Recently, I featured Caitlin Ffrench for the first post of the "Fiber Is..." column, and she just happened to have an article on solar dyeing in this summer's issue of Knit Scene. When I started the shawl it was a last minute thing and I wanted to use some yarn from my stash. For whatever reason I had some bare merino that would work perfectly. Earlier in the year I made the herringbone cowl in a natural hue though, and didn't really want another scarf of the same color. The solar dyeing tutorial seemed like a great way to try out something new and also add some color to my finished shawl.
For Christmas I received the Earthhues natural dyeing kit from my parents, which is available through Knit Picks. Stovetop dyeing has been high on my list of things to learn for a while, but my kitchen isn't exactly ideal for large projects like that and it just seems really daunting. Once I read through Caitlin's solar dyeing tutorial, I felt that this seemed a little more manageable for my first attempt at natural dyeing. If you don't have a copy of the magazine yet, I really encourage you to pick it up.
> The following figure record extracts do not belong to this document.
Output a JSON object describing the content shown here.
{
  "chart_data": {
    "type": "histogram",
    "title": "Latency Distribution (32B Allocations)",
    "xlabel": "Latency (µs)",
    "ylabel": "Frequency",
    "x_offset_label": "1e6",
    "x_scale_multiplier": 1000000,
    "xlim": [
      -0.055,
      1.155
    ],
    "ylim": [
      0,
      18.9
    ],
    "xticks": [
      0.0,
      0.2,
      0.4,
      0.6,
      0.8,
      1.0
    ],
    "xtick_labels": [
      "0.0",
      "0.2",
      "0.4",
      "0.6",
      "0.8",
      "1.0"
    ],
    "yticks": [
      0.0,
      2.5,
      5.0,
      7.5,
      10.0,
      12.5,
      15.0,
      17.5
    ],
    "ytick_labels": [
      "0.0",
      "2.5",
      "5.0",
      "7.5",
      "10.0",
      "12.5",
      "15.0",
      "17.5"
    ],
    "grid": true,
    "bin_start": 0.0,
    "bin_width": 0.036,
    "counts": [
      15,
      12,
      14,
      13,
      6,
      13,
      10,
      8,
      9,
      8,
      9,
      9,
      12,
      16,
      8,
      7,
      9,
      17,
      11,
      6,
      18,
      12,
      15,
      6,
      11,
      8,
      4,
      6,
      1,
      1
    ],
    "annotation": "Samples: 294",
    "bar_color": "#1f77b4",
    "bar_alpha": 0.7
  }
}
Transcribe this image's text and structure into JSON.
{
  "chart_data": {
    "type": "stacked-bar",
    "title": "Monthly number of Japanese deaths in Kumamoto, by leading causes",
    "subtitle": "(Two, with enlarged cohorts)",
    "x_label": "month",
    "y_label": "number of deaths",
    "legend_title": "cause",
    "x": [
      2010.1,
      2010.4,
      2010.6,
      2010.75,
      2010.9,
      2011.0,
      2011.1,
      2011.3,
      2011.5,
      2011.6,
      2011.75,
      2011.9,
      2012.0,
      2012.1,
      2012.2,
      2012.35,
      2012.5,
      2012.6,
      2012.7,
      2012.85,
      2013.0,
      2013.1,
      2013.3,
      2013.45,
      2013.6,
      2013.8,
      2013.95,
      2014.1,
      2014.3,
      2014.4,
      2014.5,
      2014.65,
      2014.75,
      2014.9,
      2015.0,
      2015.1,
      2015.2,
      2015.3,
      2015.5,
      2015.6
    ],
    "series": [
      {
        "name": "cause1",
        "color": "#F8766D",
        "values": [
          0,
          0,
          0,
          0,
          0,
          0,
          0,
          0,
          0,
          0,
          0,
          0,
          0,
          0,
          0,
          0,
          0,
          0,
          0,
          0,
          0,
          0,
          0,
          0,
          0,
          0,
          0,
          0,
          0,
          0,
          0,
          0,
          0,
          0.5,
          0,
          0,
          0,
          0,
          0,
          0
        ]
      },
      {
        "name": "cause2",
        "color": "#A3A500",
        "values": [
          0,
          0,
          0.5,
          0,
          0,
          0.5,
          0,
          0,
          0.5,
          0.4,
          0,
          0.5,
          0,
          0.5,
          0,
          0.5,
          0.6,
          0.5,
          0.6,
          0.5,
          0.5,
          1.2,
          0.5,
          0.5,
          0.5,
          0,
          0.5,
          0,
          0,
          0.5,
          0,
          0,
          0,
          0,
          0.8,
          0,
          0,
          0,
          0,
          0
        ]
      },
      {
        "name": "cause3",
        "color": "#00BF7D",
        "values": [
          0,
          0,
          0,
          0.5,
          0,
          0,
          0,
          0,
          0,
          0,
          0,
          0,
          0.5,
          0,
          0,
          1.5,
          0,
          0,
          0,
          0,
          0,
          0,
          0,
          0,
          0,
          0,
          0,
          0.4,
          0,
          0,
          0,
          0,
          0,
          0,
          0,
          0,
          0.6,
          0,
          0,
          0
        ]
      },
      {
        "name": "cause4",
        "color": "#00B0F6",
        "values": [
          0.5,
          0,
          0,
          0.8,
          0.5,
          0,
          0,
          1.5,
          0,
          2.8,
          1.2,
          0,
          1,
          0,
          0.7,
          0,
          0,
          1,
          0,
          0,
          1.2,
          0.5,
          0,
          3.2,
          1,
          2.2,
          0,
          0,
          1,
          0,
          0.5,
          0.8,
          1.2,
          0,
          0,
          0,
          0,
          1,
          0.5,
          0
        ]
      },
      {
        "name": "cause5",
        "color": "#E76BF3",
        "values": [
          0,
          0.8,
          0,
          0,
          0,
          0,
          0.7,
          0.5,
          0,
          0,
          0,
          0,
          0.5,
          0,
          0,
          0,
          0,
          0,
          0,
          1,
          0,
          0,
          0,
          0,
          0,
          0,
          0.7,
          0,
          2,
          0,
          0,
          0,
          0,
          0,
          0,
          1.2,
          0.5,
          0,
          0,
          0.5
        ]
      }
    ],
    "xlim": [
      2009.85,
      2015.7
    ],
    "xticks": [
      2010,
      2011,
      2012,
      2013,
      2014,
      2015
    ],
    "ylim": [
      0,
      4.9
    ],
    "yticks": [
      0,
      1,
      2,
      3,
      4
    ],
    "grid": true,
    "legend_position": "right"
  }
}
There are some really cute patterns in it as well!
I used alum and madder for my shawl, which should come out to be a deep gold/orange color when it's finished. Even after a couple of days it looks like some of the color has soaked up into the fiber. Since it's a finished garment rather than a skein of yarn, I'm not sure exactly how it will look when it's done. However, I like imperfections and variegation in solids, so it won't bother me a bit if it comes out a little splotchy. Note to self: get some bigger jars for next time.
Have you tried any solar dyeing? I'm really addicted now and fully intend to start several more jars as soon as I can get my hands on some skeins of natural yarn. What are your favorite natural dye combinations?